While still low, the annual average unemployment rate for Singaporeans and permanent residents last year rose to its highest level since 2010, at 3 per cent, compared with 2.8 per cent the year before.

More people were laid off last year compared with the year before. A total of 19,000 people were retrenched or had their contracts aborted, the highest number since the global financial crisis in 2009. Retrenchments alone hit 16,600.

National Trades Union Congress assistant secretary-general Patrick Tay said on Facebook that while redundancy may be inevitable in certain circumstances, "we urge companies to carry it out in a fair, responsible and sensitive way".

Unions, employers and the Government must work together to help businesses and workers stay relevant, he said. "(It is) important to help our workers stay agile to embrace change and disruption."



  • Layoffs hit 7-year high as restructuring takes its toll

    Impact felt across manufacturing, construction, service sectors; economists say pain could continue in first half.

    Economic restructuring and slower growth took a toll on the labour market last year, which saw the highest number of layoffs since the global financial crisis in 2009.

    A total of 19,000 people were retrenched or had their contracts aborted last year, up from 15,580 the year before.

    Retrenchments alone hit 16,600, according to preliminary full-year data released yesterday by the Ministry of Manpower (MOM).

    The impact was felt across all the three major sectors of manufacturing, construction and services.

    Economists said the pain could continue for the first half of this year before positive ripples from the improvement in manufacturing output - which grew 21.3 per cent year on year last month - are felt.

    "The green shoots are there with the manufacturing sector doing well, but we need a couple more quarters for that to filter through to the service industries, such as professional services," said UOB economist Francis Tan.

    With less upward pressure on wages last year, the median income grew by just 0.7 per cent for Singaporeans in full-time jobs, to $3,823, including employer contributions to the Central Provident Fund.

    After taking negative inflation into account, the real median income growth was 1.3 per cent.

    This is a significant slowdown from the real growth of 7 per cent in 2015, and OCBC economist Selena Ling said this could worsen, given more cautious hiring intentions.

    "Real wage growth could... stagnate with headline inflation reverting to positive territory," she said.

    Inflation turned positive last month for the first time in more than two years.

    Over the past five years, real income growth at the 20th percentile kept pace with that at the median, at an annual average of 3.2 per cent and 3.1 per cent, respectively.

    For the year ahead, companies are taking a conservative approach to hiring, though there will be an increase in openings in the information technology, government and engineering sectors, said Mr Foo See Yang, managing director and country head of recruitment firm Kelly Services Singapore.
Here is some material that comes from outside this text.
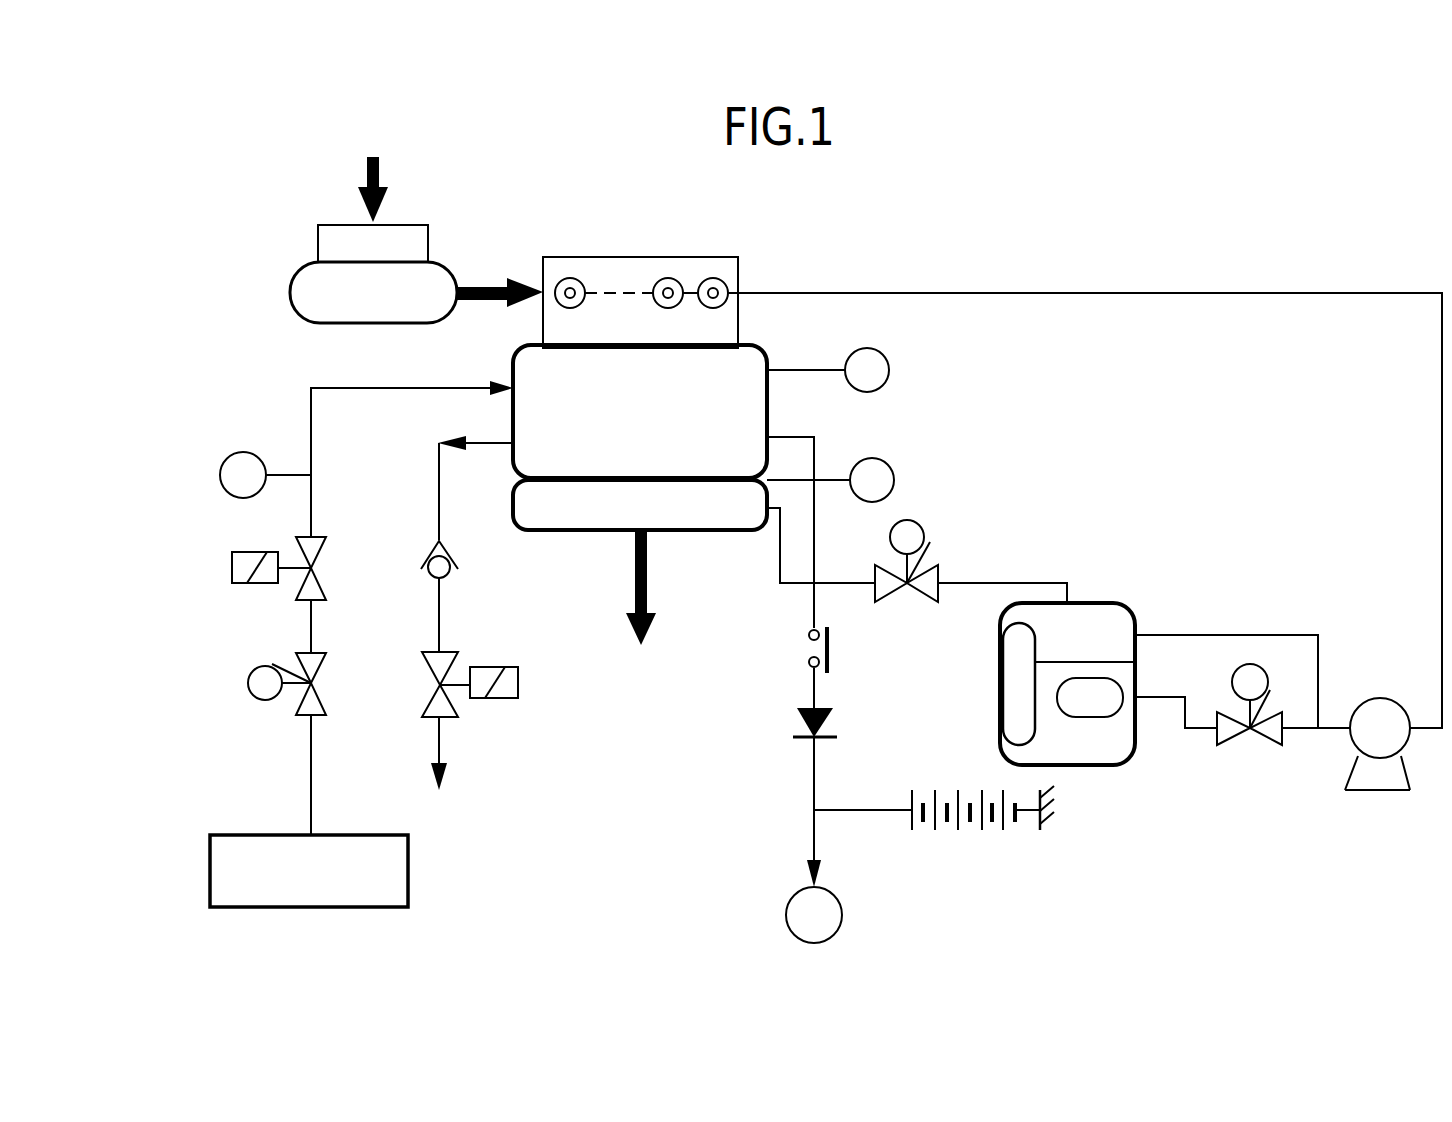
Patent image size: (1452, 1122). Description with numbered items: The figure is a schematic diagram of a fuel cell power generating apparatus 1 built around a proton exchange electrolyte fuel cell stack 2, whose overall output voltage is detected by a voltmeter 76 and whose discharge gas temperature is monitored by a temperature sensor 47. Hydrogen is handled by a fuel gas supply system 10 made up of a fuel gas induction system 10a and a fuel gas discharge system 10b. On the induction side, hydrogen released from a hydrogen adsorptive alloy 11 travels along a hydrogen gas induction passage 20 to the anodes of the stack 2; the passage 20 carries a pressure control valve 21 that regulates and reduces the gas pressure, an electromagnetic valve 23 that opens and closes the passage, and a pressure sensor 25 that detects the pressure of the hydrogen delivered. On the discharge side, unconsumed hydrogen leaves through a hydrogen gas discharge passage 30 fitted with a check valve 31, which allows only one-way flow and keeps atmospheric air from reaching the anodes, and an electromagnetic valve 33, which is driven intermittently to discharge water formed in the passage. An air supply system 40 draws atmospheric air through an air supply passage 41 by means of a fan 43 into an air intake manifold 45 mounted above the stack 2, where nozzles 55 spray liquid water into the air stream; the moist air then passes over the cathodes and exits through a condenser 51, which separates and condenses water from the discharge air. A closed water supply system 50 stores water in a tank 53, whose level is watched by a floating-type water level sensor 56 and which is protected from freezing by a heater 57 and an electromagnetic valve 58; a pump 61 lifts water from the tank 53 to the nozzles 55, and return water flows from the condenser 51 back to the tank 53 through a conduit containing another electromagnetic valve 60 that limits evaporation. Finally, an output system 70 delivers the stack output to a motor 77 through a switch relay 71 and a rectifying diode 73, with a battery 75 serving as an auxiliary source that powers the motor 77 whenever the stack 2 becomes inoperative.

    Employees should look at upgrading their skills, he added.

    More people went for training last year, an official report on the resident labour force also released by MOM yesterday showed.

    An all-time high of 42 per cent of residents aged 15 to 64 in the labour force attended training over the year ending June 2016, up from 35 per cent in the previous year.
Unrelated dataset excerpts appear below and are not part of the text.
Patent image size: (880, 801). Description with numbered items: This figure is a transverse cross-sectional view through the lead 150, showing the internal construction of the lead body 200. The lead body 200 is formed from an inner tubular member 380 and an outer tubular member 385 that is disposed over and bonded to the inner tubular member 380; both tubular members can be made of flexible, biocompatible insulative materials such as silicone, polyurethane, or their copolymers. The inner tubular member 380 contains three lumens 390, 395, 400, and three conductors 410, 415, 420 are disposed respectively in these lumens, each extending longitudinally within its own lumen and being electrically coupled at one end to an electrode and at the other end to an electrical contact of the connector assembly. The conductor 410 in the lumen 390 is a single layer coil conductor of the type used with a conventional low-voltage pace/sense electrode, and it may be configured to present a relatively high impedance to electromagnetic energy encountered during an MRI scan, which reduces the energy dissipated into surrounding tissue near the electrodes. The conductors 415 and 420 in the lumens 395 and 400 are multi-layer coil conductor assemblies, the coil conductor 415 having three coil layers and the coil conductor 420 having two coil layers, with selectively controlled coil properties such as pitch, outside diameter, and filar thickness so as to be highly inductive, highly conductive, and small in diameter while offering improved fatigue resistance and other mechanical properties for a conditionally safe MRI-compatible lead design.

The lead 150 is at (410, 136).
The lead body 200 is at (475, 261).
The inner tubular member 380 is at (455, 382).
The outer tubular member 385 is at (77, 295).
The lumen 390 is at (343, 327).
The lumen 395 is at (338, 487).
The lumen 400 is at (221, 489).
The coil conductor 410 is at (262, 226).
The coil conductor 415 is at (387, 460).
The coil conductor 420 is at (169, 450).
    Recruitment firm Adecco Personnel's Singapore country manager Femke Hellemons noted that the increase was driven by professionals, managers, executives and technicians, and training was less common in industries with more lower-skilled or seasonal workers such as accommodation and food services, and administrative and support services.

    "It is this low-skilled group that needs more support and encouragement to upskill and retrain in order to avoid getting stuck in low-paying jobs or being completely left behind in the restructuring economy," she said.

    Meanwhile, Citi economist Kit Wei Zheng said he expects this year's Budget to provide support for employers through the extension of targeted wage subsidies.

    He also hopes that there will be an extension or enhancement of retraining schemes to alleviate long-term unemployment, which rose to a seven-year high in June last year.